Preparing large txt file for gensim FastText unsupervised model

When I attempt to run FastText using gensim in Python, the best I can get is a result that gives me the most similar but each result is a single character. (I'm on a windows machine, which I've heard affects the result.)

I have all of my data stored in either a csv file in which I've already tokenized each sentence or in the original txt file I started with. When I try to use the csv file, I end up with the single character result.

Here's the code I'm using to process my csv file (I'm looking at analyzing how sports articles discuss white vs. nonwhite NFL quarterbacks differently, this is the code for my NonWhite results csv file):

from gensim.models import FastText
from gensim.test.utils import get_tmpfile, datapath
import os

embedding_size = 200
window_size = 10
min_word = 5
down_sampling = 1e-2

if os.path.isfile(modelpath):
    model1 = FastText.load(modelpath)
else:
    class NWIter():
        def __iter__(self):
            path = datapath(csvpath)
            with utils.open(path, 'r') as fin:
                for line in fin:
                    yield line

    model1 = FastText(vector_size=embedding_size, window=window_size, min_count=min_word,sample=down_sampling,workers=4)
    model1.build_vocab(corpus_iterable=NWIter())
    exs1=model1.corpus_count
    model1.train(corpus_iterable=NWIter(), total_examples=exs1, epochs=50)  
    model1.save(modelpath)

The cleaned CSV data looked like this, with each row representing a sentence that had been cleaned (stopwords removed, tokenized, and lemmatized).

When that didn't work, I attempted to bring in the raw text but got lots of UTF-8 encoding errors with unrecognizable characters.

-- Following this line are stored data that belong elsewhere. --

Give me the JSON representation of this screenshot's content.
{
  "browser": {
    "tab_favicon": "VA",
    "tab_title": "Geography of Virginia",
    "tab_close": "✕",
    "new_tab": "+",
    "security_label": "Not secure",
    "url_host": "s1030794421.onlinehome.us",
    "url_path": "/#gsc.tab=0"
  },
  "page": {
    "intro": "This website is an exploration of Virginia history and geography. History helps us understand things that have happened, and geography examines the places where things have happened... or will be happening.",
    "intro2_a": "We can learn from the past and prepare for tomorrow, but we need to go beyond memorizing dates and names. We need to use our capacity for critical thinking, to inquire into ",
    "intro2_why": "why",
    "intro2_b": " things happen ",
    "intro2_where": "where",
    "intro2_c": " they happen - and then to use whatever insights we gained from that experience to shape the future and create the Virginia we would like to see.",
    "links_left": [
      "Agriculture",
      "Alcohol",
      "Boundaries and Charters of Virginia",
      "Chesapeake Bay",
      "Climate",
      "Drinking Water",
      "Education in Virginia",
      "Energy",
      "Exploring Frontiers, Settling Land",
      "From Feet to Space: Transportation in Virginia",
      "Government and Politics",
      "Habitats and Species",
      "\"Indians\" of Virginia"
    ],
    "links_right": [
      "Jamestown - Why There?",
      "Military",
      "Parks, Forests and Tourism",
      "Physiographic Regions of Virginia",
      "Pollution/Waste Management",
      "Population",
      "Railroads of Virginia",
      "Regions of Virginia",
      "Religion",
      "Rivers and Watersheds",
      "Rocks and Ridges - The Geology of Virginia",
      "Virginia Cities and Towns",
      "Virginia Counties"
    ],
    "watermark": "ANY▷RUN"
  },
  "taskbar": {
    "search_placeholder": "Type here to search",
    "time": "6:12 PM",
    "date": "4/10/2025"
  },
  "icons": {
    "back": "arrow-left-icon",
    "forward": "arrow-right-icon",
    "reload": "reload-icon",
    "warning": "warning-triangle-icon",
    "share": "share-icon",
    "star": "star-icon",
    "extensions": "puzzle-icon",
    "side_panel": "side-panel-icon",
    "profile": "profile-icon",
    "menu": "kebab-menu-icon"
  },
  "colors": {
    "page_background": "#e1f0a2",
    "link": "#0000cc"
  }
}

I attempted to work around this issue, finally getting to a point where it tried to read in the raw text file - only for the single character returns to come back.

So it seems the issue persists regardless of if I use my csv file or if I use the txt file. So I'd prefer to stick with the csv as I've already processed the information; how can I bring that data in without Python (or gensim) seeing the individual characters as the unit of analysis?

Edit: Here are the results I get when I run:

print('NonWhite: ',model1.wv.most_similar('smart', topn=10))

NonWhite: [('d', 0.36853086948394775), ('q', 0.326141357421875), ('s', 0.3181183338165283), ('M', 0.27458563446998596), ('g', 0.2703150510787964), ('o', 0.215525820851326), ('x', 0.2153075635433197), ('j', 0.21472081542015076), ('f', 0.20139966905117035), ('a', 0.18369245529174805)]

Solution

The Gensim FastText model (like its other models in the Word2Vec family) needs each individual text as a list-of-string-tokens, not a plain string.

If you pass texts as plain strings, they appear to be lists-of-single-characters – because of the way Python treats strings. Hence, the only 'words' the model sees are single-characters – including the individual spaces.

If the format of your file is such that each line is already a space-delimited text, you could simply change your yield line to:

yield line.split()

If instead it's truly a CSV, and your desired training texts are in only one column of the CSV, you should pick out that field and properly break it into a list-of-string-tokens.